Т. Филиппов, позднее один из самых махровых русских консерваторов, в свои почтенные года пытался всем доказать, что он чуть ли не с пеленок был православным монархистом и потому успешно обращал в свою веру сперва Островского, потом Григорьева. Слава Богу, сохранились документы, разоблачающие эти фантазии: письмо Филиппова к Эдельсону от 12 апреля 1847 года и совместное письмо Филиппова и Островского к тому же адресату от 28 февраля 1848 года. Письма полны юного задора, любви к переменам, двусмысленных намеков. В первом письме Филиппов восхищается весенним преображением природы, совершающей «эманципацию»; «А время эманципации, ты знаешь, и в истории народов, и в жизни развивающегося человека, и в природе, имеет для меня особую прелесть» — а в сороковых годах термин «эмансипация» употреблялся в чисто социальном смысле: освобождение крестьян и освобождение женщины. Во втором письме шутливый рассказ о начавшейся французской революции свидетельствует скорее о симпатии, чем об осуждении. Письма совершенно западнические, совершенно либеральные, совершенно не консервативные.

Переход к противоположному мировоззрению начался у друзей, особенно у Филиппова, явно позднее, скорее всего — под воздействием душной реакции, наступившей в России после европейских революций 1848 года. В шутливом «Послании к друзьям моим…» (начало 1850-х годов) Григорьев писал:


Ты ci-devant[4] социалист

И беспощадный атеист,

А ныне весь ушедший в Бога,

Ф<илиппов> мой, кого на памяти моей

Во Ржеве развратил премудрый поп Матвей.



Поп Матвей — это тот самый священник, который оказал сильное мистическое воздействие на умирающего Гоголя.

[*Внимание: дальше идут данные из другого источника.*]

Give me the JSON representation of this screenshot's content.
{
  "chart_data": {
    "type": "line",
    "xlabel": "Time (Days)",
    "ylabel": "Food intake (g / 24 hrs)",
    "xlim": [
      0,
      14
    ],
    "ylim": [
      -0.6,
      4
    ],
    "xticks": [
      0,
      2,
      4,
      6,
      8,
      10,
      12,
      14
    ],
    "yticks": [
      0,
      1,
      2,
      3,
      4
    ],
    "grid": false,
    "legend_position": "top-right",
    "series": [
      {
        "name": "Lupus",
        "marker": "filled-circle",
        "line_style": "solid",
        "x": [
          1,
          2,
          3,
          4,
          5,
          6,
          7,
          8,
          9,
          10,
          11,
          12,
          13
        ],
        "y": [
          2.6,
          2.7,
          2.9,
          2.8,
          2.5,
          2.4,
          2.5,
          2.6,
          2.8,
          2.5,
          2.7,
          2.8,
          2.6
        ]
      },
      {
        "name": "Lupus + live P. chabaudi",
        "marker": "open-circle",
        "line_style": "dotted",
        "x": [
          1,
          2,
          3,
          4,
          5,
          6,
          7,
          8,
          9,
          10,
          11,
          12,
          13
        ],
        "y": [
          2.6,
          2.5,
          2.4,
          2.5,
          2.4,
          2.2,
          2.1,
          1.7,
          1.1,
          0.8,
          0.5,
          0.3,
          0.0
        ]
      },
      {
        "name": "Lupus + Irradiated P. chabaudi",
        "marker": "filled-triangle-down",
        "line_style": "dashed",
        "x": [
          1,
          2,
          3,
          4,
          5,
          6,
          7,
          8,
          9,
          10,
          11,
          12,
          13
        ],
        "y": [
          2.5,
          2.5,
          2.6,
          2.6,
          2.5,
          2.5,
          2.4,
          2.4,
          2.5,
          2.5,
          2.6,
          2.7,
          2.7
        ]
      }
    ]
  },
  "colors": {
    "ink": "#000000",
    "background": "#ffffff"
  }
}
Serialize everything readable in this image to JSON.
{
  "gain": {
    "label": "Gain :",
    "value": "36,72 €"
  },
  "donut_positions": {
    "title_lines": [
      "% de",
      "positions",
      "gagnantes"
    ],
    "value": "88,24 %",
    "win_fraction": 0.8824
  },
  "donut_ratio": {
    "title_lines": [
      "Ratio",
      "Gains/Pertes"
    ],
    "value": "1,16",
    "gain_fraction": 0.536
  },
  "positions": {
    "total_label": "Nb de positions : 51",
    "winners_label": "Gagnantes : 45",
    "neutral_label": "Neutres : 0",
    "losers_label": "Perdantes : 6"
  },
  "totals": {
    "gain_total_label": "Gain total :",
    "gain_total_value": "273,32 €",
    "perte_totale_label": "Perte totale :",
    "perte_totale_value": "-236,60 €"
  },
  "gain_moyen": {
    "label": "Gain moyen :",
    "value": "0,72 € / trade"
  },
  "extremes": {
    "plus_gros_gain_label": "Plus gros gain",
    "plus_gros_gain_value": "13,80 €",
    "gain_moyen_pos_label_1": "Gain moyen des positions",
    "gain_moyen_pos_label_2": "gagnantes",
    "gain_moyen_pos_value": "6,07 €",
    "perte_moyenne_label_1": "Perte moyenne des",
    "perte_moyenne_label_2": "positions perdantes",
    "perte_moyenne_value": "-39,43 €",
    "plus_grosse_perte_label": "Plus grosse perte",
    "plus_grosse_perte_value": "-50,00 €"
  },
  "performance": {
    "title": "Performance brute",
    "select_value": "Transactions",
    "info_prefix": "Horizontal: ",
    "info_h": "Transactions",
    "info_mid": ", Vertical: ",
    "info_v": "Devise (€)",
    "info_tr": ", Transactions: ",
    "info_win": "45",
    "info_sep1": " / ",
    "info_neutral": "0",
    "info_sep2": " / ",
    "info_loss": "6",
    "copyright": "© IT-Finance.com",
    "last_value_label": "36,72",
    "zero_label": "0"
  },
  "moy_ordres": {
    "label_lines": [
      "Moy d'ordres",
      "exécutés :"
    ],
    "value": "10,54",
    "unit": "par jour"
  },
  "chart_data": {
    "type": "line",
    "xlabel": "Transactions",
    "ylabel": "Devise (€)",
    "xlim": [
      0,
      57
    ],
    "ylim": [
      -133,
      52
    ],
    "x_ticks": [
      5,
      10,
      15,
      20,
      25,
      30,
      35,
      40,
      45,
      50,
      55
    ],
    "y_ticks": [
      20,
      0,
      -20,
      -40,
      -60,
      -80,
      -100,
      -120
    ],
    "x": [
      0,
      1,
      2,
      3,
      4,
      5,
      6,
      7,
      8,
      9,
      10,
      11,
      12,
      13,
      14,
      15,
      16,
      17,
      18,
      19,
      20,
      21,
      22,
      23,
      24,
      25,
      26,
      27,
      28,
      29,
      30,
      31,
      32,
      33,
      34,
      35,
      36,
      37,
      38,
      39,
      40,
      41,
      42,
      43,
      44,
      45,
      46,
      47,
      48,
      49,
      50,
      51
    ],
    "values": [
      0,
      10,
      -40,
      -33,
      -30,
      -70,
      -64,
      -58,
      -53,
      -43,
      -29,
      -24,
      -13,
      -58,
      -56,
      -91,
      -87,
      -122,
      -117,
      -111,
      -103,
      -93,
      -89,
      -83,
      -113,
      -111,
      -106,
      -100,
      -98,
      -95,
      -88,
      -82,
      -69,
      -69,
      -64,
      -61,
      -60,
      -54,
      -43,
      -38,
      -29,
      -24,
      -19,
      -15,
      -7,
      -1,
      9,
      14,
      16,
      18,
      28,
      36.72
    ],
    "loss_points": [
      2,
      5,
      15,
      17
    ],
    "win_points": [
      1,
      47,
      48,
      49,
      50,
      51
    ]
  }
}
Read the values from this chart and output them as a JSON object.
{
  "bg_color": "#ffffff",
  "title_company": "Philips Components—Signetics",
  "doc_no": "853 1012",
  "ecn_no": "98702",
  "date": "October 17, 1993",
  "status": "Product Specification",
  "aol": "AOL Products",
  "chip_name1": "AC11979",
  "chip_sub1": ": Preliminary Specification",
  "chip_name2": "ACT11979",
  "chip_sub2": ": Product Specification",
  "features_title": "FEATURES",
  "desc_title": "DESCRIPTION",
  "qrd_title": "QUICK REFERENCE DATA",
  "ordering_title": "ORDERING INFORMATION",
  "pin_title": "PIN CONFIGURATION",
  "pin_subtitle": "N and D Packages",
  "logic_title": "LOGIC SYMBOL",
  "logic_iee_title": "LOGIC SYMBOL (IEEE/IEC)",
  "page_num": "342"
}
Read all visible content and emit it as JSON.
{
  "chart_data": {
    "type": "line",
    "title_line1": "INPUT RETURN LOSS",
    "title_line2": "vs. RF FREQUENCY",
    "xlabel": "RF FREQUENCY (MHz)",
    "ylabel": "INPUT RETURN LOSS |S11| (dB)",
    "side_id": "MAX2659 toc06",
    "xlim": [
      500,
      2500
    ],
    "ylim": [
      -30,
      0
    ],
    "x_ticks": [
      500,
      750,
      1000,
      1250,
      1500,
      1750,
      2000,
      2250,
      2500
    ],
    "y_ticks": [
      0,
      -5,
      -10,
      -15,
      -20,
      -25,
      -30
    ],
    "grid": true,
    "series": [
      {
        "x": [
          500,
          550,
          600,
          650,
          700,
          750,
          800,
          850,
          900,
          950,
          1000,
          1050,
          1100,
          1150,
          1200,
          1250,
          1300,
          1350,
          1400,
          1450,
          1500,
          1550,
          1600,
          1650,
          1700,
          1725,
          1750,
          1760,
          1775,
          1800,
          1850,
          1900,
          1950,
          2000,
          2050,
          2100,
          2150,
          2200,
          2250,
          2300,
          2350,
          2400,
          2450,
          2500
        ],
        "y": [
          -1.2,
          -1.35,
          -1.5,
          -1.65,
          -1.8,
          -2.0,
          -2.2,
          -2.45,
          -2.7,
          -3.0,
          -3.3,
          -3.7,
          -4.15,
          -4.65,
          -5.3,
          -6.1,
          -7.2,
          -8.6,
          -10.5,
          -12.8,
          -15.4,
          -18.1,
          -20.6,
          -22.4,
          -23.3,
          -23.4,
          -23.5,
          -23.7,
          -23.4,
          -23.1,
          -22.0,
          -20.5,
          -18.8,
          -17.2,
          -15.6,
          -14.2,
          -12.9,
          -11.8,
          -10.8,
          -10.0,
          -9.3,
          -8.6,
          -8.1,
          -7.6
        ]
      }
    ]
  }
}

В стране начиналось «мрачное семилетие» 1848—1855 годов. Николай I, ненавидя и страшась революционного движения, ввел в России чуть ли не режим чрезвычайного военного положения. Свирепствовала цензура. Взяты были под подозрение все кружки. Совершенно невинные в политическом смысле славянофилы воспринимались как потрясатели основ, их сажали для допросов в крепость или в III отделение, за ними устанавливалась слежка. А члены кружка М.В. Петрашевского, лишь мечтавшие о будущих социальных преобразованиях, были арестованы и отданы военному суду, а потом отправлены на каторгу, в солдаты, в ссылку. Впервые в России массово судили за идеи, а не за поступки (декабристов можно было обвинять законно: те совершали противоправительственные действия, петрашевцев же судили только за намерение). Граф С.С. Уваров пытался было вступиться за университеты, которые Николай хотел свернуть в бараний рог, — и поплатился министерским креслом, вынужден был уйти в отставку, подарив консерваторам для «вечного» пользования свою триединую формулу: православие, самодержавие, народность.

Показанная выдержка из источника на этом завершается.